How to specify surge/ESD so security hooks remain deterministic?
State IEC 61000-4-2 and -4-5 levels, the allowed residual at the supervisor pins, and the minimum-pulse guarantee for reset and tamper lines. Add dV/dt limits during brown-out tests. Confirm filtering or TVS placement does not stretch pulses below detectability or create false release conditions.
What makes a supervisor “security-coupled” vs a standard programmable one?
It exposes explicit security hooks—Tamper_In, Zeroize_Out, and Auth_OK/Auth_Fail—plus audit latches and programmable semantics for debounce, minimum pulse, and release.
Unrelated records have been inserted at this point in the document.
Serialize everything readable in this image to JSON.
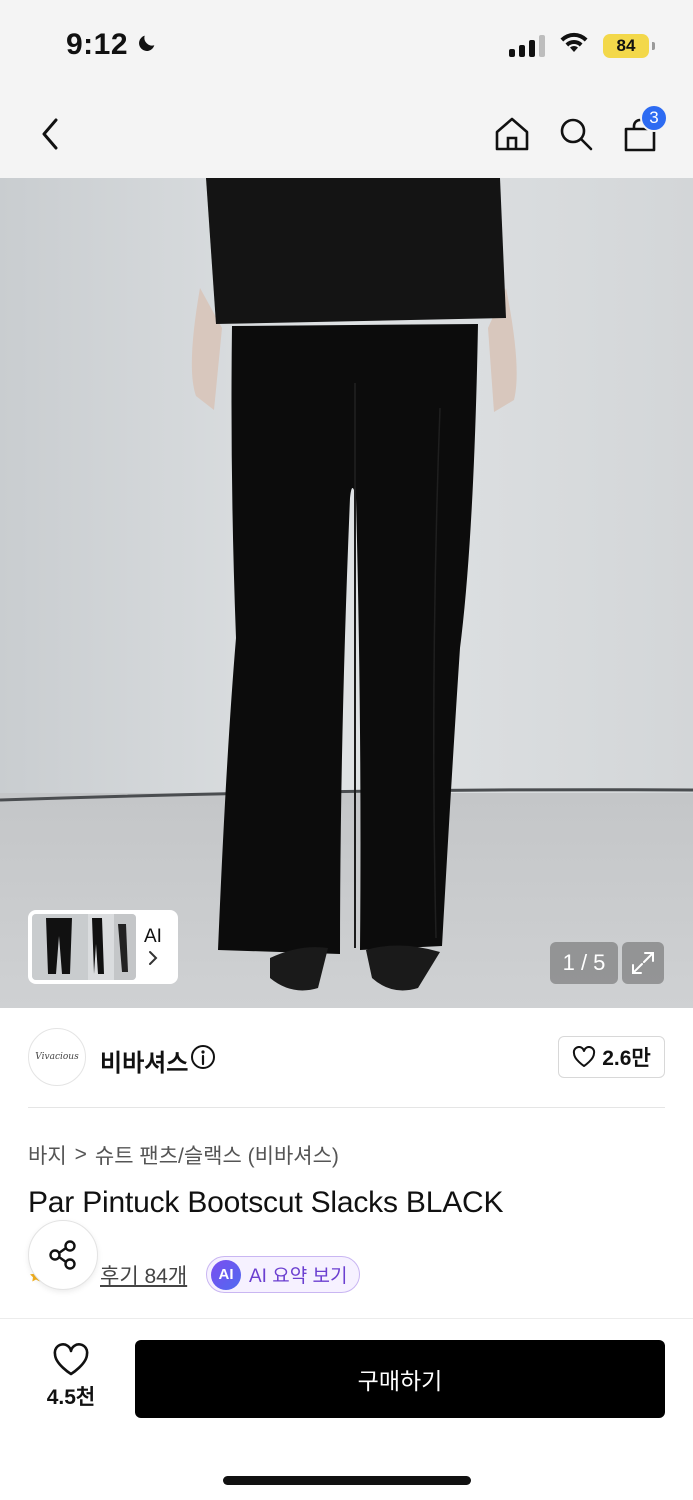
{
  "status_bar": {
    "time": "9:12",
    "battery": "84",
    "moon_icon": "moon-icon",
    "signal_icon": "cellular-signal-icon",
    "wifi_icon": "wifi-icon"
  },
  "nav": {
    "back_icon": "chevron-left-icon",
    "home_icon": "home-icon",
    "search_icon": "search-icon",
    "cart_icon": "shopping-bag-icon",
    "cart_count": "3"
  },
  "gallery": {
    "ai_label": "AI",
    "counter": "1 / 5",
    "expand_icon": "expand-icon"
  },
  "brand": {
    "logo_text": "Vivacious",
    "name": "비바셔스",
    "like_count": "2.6만"
  },
  "breadcrumb": {
    "category": "바지",
    "separator": ">",
    "subcategory": "슈트 팬츠/슬랙스 (비바셔스)"
  },
  "product": {
    "title": "Par Pintuck Bootscut Slacks BLACK",
    "review_link": "후기 84개",
    "ai_badge": "AI",
    "ai_summary": "AI 요약 보기"
  },
  "bottom_bar": {
    "wish_count": "4.5천",
    "buy_label": "구매하기"
  },
  "colors": {
    "accent_blue": "#2d6bf2",
    "ai_purple": "#6b3fd0",
    "buy_button": "#000000",
    "battery_yellow": "#f3d84a"
  }
}
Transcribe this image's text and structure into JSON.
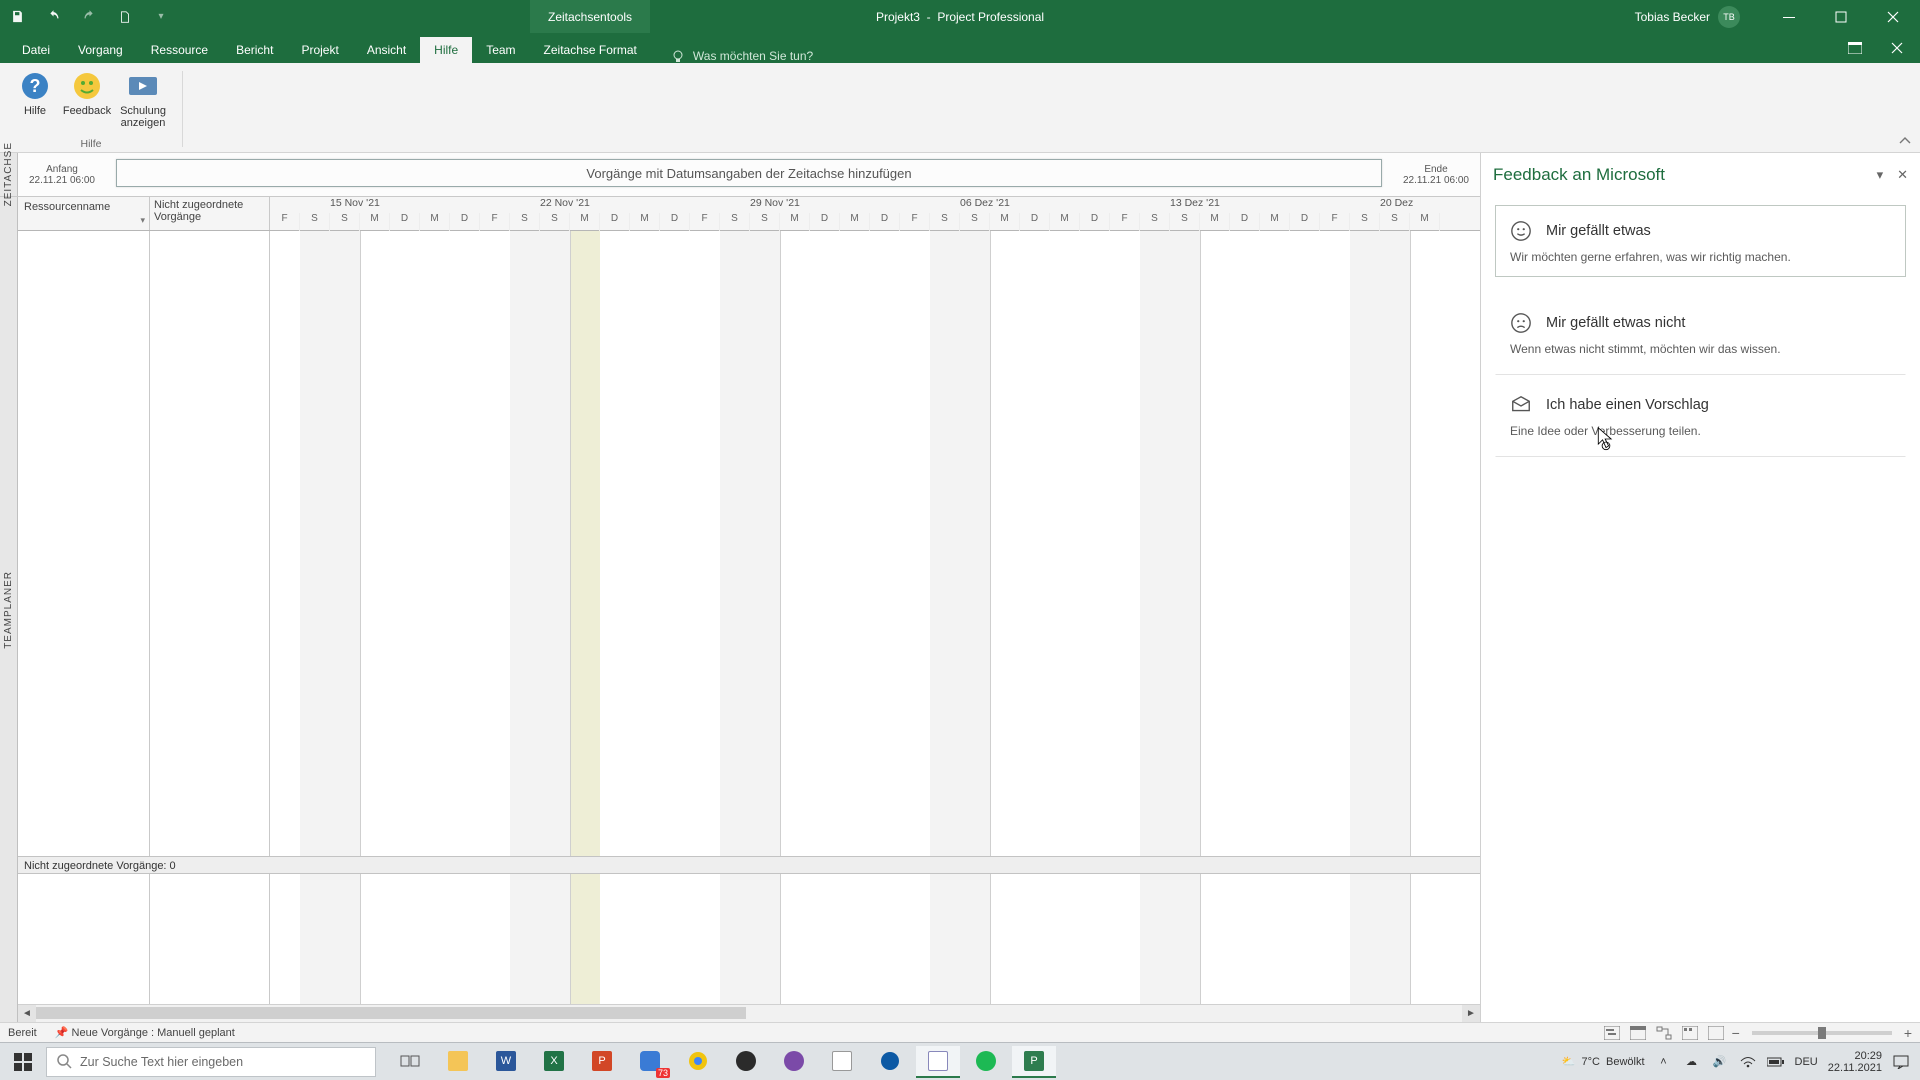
{
  "titlebar": {
    "tools": "Zeitachsentools",
    "doc": "Projekt3",
    "app": "Project Professional",
    "user_name": "Tobias Becker",
    "user_initials": "TB"
  },
  "tabs": {
    "file": "Datei",
    "vorgang": "Vorgang",
    "ressource": "Ressource",
    "bericht": "Bericht",
    "projekt": "Projekt",
    "ansicht": "Ansicht",
    "hilfe": "Hilfe",
    "team": "Team",
    "format": "Zeitachse Format",
    "tellme": "Was möchten Sie tun?"
  },
  "ribbon": {
    "hilfe": "Hilfe",
    "feedback": "Feedback",
    "schulung": "Schulung\nanzeigen",
    "group": "Hilfe"
  },
  "timeline": {
    "vert": "ZEITACHSE",
    "start_label": "Anfang",
    "start_date": "22.11.21 06:00",
    "end_label": "Ende",
    "end_date": "22.11.21 06:00",
    "box_text": "Vorgänge mit Datumsangaben der Zeitachse hinzufügen"
  },
  "planner": {
    "vert": "TEAMPLANER",
    "col1": "Ressourcenname",
    "col2": "Nicht zugeordnete\nVorgänge",
    "weeks": [
      "15 Nov '21",
      "22 Nov '21",
      "29 Nov '21",
      "06 Dez '21",
      "13 Dez '21",
      "20 Dez"
    ],
    "days": [
      "F",
      "S",
      "S",
      "M",
      "D",
      "M",
      "D",
      "F",
      "S",
      "S",
      "M",
      "D",
      "M",
      "D",
      "F",
      "S",
      "S",
      "M",
      "D",
      "M",
      "D",
      "F",
      "S",
      "S",
      "M",
      "D",
      "M",
      "D",
      "F",
      "S",
      "S",
      "M",
      "D",
      "M",
      "D",
      "F",
      "S",
      "S",
      "M"
    ],
    "unassigned": "Nicht zugeordnete Vorgänge: 0"
  },
  "feedback": {
    "title": "Feedback an Microsoft",
    "like_title": "Mir gefällt etwas",
    "like_desc": "Wir möchten gerne erfahren, was wir richtig machen.",
    "dislike_title": "Mir gefällt etwas nicht",
    "dislike_desc": "Wenn etwas nicht stimmt, möchten wir das wissen.",
    "suggest_title": "Ich habe einen Vorschlag",
    "suggest_desc": "Eine Idee oder Verbesserung teilen."
  },
  "status": {
    "ready": "Bereit",
    "new_tasks": "Neue Vorgänge : Manuell geplant"
  },
  "taskbar": {
    "search_placeholder": "Zur Suche Text hier eingeben",
    "weather_temp": "7°C",
    "weather_cond": "Bewölkt",
    "lang": "DEU",
    "time": "20:29",
    "date": "22.11.2021",
    "chrome_badge": "73"
  }
}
It integrates with mixed-voltage reset trees without back-power and supports evidentiary logging so decisions are reconstructable after power loss.
How do I plan cross-brand migration while keeping reset semantics stable?
Normalize polarity and open-drain routing, match minimum-pulse and debounce parameters, and keep window and hysteresis definitions equivalent. Where features differ, add small glue logic or buffers. Re-validate key-window behavior, fanout limits, and tamper semantics across temperature and ramp profiles before releasing to production.